Perfect on their own (with something to dip them in) or perfect with a roast.
- 1kg potatoes
- 150g semolina
- 2tsp kosher salt
- 1tsp fine pepper
- 1 jar goose fat (or beef dripping)
- Peel and slice the potatoes into even quarters. They need to be about the size of a small tomato each
- Par-boil them until they're still firm but will allow the outside to be fluffed up in texture when shaken. They need to be on the firm side so they don't fall apart when you toss them in the semolina
- Air dry the potatoes by leaving them on a clean tray after draining them. Ideally on some kitchen roll to absorb any excess water
- Prepare the semolina mixture by adding the salt and pepper and mixing
- When the potatoes are cool, toss them in the semolina until fully coated
- Pre-heat the oven to 220°C and add the fat to get up to temperature
- Add the potatoes to the fat one-by-one, ensuring no additional semolina clouds up the hot fat
- Immediately turn the potatoes in the fat to ensure they're fully coated with hot fat
- Cook for 20 minutes and then check on them. Keep turning every 10 minutes to ensure all sides are evenly crispy
- They're cooked when the complete exterior is golden-brown
- Finish with some Maldon salt, and try to resist eating them until the rest of the meal is ready
You can prepare the potatoes ahead of cooking and vacuum seal them after the semolina coating. They must be air dried before doing this to ensure no excess moisture is sealed into the bag, which will stop them from crisping up properly.

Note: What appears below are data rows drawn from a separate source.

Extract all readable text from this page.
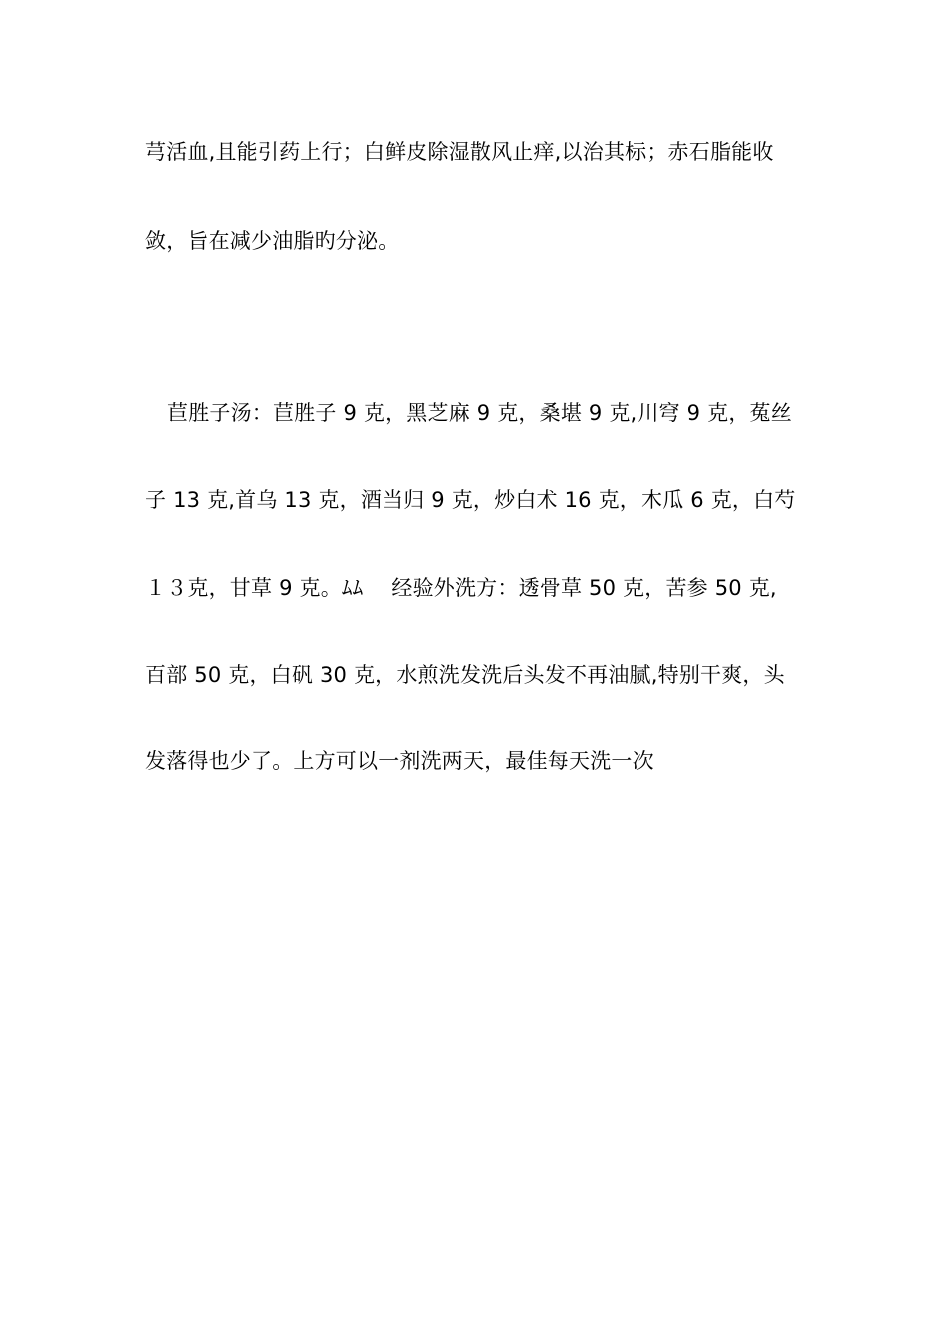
芎活血,且能引药上行；白鲜皮除湿散风止痒,以治其标；赤石脂能收
敛，旨在减少油脂旳分泌。
苣胜子汤：苣胜子 9 克，黑芝麻 9 克，桑堪 9 克,川穹 9 克，菟丝
子 13 克,首乌 13 克，酒当归 9 克，炒白术 16 克，木瓜 6 克，白芍
１３克，甘草 9 克。ﾑﾑ　 经验外洗方：透骨草 50 克，苦参 50 克,
百部 50 克，白矾 30 克，水煎洗发洗后头发不再油腻,特别干爽，头
发落得也少了。上方可以一剂洗两天，最佳每天洗一次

If using the beef dripping, go easier on the measures as it can be a lot richer than the goose fat depending on where you get it from.
The turning part is a bit of an effort, but it's worth it to ensure you have an even exterior to the potatoes. No one wants a soggy side.
This was entirely stolen from Nigella. The only slight tweak I made was increasing the amount of semolina and heavily seasoning that mix after the par-boil. This forms a much thicker, salted crust.